For a relatively stable ecosystem, any increase or decrease of element may break the balance. In arid and semi-arid ecosystems, nitrogen is one of limited factors in desert soils, only second to water. The increase of N deposition may have the potential to influence plant growth and associated community structure greatly. 

Global industrialization and agriculture expension have brought economic and social development, as well as the increasing N emission. The deposition of nitrogen may lead to changes in community structure and function of ecosystems worldwide, especially the desert ecosystems. 

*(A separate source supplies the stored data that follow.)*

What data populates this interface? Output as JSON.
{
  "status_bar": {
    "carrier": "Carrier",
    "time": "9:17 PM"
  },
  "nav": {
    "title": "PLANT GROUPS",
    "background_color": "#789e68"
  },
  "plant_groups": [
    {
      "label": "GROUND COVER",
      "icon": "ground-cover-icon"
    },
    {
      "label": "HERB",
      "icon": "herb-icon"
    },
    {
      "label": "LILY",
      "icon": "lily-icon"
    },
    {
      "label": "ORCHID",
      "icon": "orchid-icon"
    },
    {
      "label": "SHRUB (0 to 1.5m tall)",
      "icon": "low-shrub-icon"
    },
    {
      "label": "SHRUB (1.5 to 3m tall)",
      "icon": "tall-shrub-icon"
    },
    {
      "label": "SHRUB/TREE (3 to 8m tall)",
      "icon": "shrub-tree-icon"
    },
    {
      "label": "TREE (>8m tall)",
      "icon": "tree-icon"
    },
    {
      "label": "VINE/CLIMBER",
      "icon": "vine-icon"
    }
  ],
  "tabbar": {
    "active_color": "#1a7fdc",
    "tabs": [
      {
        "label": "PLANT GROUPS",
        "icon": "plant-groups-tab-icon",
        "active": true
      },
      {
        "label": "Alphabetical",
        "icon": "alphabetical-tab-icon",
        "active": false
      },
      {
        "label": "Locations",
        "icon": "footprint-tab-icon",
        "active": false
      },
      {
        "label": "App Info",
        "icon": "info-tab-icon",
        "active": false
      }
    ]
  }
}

After a three years’ study in the Gurbantunggut Desert, ZHANG Yuanming, a researcher with the Xinjiang Institute of Ecology and Geography of the Chinese Academy of Sciences, found that Syntrichia caninervis, a dominant species in moss crusts in many northern hemisphere desert ecosystems, respond sensitively to N deposition increase comparing with other organisms in this desert. 

Gurbantunggut Desert is the second largest desert in China and has been experiencing increased N deposition in recent years. Aimed at revealing the influence of N deposition on desert ecosystem, ZHANG and his team choosed desert moss, lichen and cyanobacterias comprised in differnent kinds of biological soil crusts and several vascular plants as target species. Through controlled N adding, they tried to find how different species respond to increased atmospheric N deposition, especially in terms of growth and physiological parameters. 

Scientists found that low amounts of added N may enhance the growth and vitality of mosses, while higher amounts have detrimental effects. The other tested species, however, responded only under high levels of N deposition. 

“This echoes our previous study that moss species were more sensitive to N addition than that of other crusts and vascular plants. Therefore, this may provide an effective indicator for global change influence, especially for N deposition” said ZHANG. 

Their study entitled “Sensitivity of the xerophytic moss Syntrichia caninervis to chronic simulated nitrogen deposition” and “Divergence in physiological responses between cyanobacterial and lichen crusts to a gradient of simulated nitrogen deposition were recently published in Annals of Botany and Plant Soil respectively.